Le directeur de cabinet d’Emmanuel Macron, un de ses plus proches collaborateurs, sera auditionné sous serment mardi par les députés sur son rôle dans l’affaire Benalla qui secoue la France depuis six jours et se rapproche du président, toujours mutique.
Patrick Strzoda, 66 ans, prêtera serment devant la commission d’enquête de l’Assemblée nationale vers 14H30 GMT avant d’être sans nul doute soumis à un feu roulant de questions de parlementaires d’opposition très remontés, en pleine tempête médiatique et politique au cœur de l’été.
“C’est une première étape”, a déclaré mardi matin Eric Coquerel, député de la France insoumise (gauche radicale), qui réclame que le président Macron lui-même vienne répondre aux députés.
“Nous sommes dans une présidence du mensonge”, a dénoncé le socialiste Olivier Faure, au lendemain d’une première série d’auditions qui ont pointé la responsabilité de l’Élysée dans la gestion de l’affaire Alexandre Benalla, cet ancien proche d’Emmanuel Macron filmé le 1er mai en train de molester des manifestants.
Les auditions du ministre de l’Intérieur Gérard Collomb, du préfet de police de Paris et d’un autre responsable policier n’ont pas éclairé toutes les zones d’ombres, mais l’entourage de M. Macron s’est retrouvé pointé du doigt.
L’opposition estime que le gouvernement a tenté de couvrir M. Benalla, notamment en ne signalant pas à la justice ses actions violentes illégitimes, et dénonce l’opacité des vastes prérogatives et avantages octroyés à cet ancien pilier de l’appareil sécuritaire de la présidence, certains évoquant une “police parallèle”.
– ‘Ca va être chaud!’ –
Après M. Strzoda mardi, un autre proche d’Emmanuel Macron, le secrétaire général de l’Élysée, Alexis Kohler, véritable bras droit du président, sera interrogé jeudi par les sénateurs.
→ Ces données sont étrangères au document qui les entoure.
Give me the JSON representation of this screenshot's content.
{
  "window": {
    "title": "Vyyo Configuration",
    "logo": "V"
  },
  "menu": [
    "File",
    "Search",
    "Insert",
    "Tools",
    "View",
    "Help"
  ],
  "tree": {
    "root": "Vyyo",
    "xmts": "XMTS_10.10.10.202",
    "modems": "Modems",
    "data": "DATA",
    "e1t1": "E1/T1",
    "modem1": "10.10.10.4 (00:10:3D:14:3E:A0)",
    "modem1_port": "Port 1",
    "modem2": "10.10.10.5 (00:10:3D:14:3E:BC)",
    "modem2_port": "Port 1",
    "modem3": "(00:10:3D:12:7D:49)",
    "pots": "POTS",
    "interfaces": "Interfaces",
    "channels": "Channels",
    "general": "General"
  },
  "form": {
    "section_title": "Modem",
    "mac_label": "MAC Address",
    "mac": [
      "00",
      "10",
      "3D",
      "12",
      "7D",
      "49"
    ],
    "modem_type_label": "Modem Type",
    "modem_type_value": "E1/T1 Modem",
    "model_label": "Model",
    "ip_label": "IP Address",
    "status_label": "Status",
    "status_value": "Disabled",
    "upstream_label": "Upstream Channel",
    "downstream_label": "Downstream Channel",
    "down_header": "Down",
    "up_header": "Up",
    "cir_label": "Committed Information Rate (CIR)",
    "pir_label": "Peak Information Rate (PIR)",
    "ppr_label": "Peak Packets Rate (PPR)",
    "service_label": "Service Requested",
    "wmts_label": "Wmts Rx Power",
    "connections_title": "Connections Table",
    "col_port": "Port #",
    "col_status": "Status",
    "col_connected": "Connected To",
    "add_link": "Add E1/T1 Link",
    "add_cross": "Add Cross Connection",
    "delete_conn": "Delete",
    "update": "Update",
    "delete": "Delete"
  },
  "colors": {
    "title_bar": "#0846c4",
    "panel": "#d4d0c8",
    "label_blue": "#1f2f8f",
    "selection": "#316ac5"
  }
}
Plusieurs autres auditions de responsables sont prévues, soit à l’Assemblée, soit au Sénat.
Les parlementaires vont aussi s’en donner à cœur joie ce mardi lors des questions au gouvernement dans l’après-midi. Les ministres vont devoir faire bloc pour protéger l’Élysée désormais “à découvert”, comme titre le journal de gauche Libération. “Les projecteurs se tournent vers l’Élysée”, titre quant à lui le quotidien catholique La Croix.
“Ça va être chaud!” a prévenu M. Coquerel.
Cette crise politique est la plus grave pour Emmanuel Macron depuis son élection en 2017.
Le jeune président qui fait passer ses réformes à un train d’enfer et a bâti son action politique sur la rupture avec la vie politique ancienne est aujourd’hui éclaboussé à cause de son cénacle.
“Un an après le début du quinquennat, la +génération Macron+ se retrouve soudain happée par une réalité éternelle de la vie politique: la tentation de l’abus de pouvoir”, éditorialisait vendredi le journal suisse Le Temps.
“La révélation du comportement douteux d’un rouage important du dispositif de sécurité élyséenne sidère le pays: rien ne changera donc jamais dans les allées du pouvoir”, juge mardi le quotidien français de droite Le Figaro dans son éditorial.
“Nous avons fait campagne sur le fait que la politique devait être plus propre, et je m’aperçois que c’est le pire du monde d’avant, donc forcément c’est un peu déstabilisant”, a commenté sur France Bleu un député de la majorité parlementaire, Paul Molac.
– ‘Stop à l’hystérie’ –
Pris dans la tourmente, le camp d’Emmanuel Macron fait bloc et appelle à la retenue, alors que le chef de l’État reste silencieux sur le dossier. Il a décidé de ne pas se rendre sur le Tour de France, il n’a pas pris la parole publiquement et s’il s’est exprimé mardi sur Twitter, mardi matin, c’est pour marquer la solidarité de la France avec la Grèce et la Suède, frappées par d’importants incendies.
“Il ne s’agit pas d’une affaire d’État. Gardons la mesure des mots”, a commenté sur Twitter l’ancien Premier ministre Manuel Valls, apparenté au parti présidentiel La République en marche.
“Il ne s’agit pas de sous-estimer l’affaire dite Alexandre Benalla, mais il ne faut pas la surestimer non plus”, a commenté le ministre de l’Action et des Comptes publics Gérald Darmanin.
“Stop à l’hystérie collective!” s’exclame l’essayiste Edouard Tétreau, proche de M. Macron, dans une tribune au Figaro.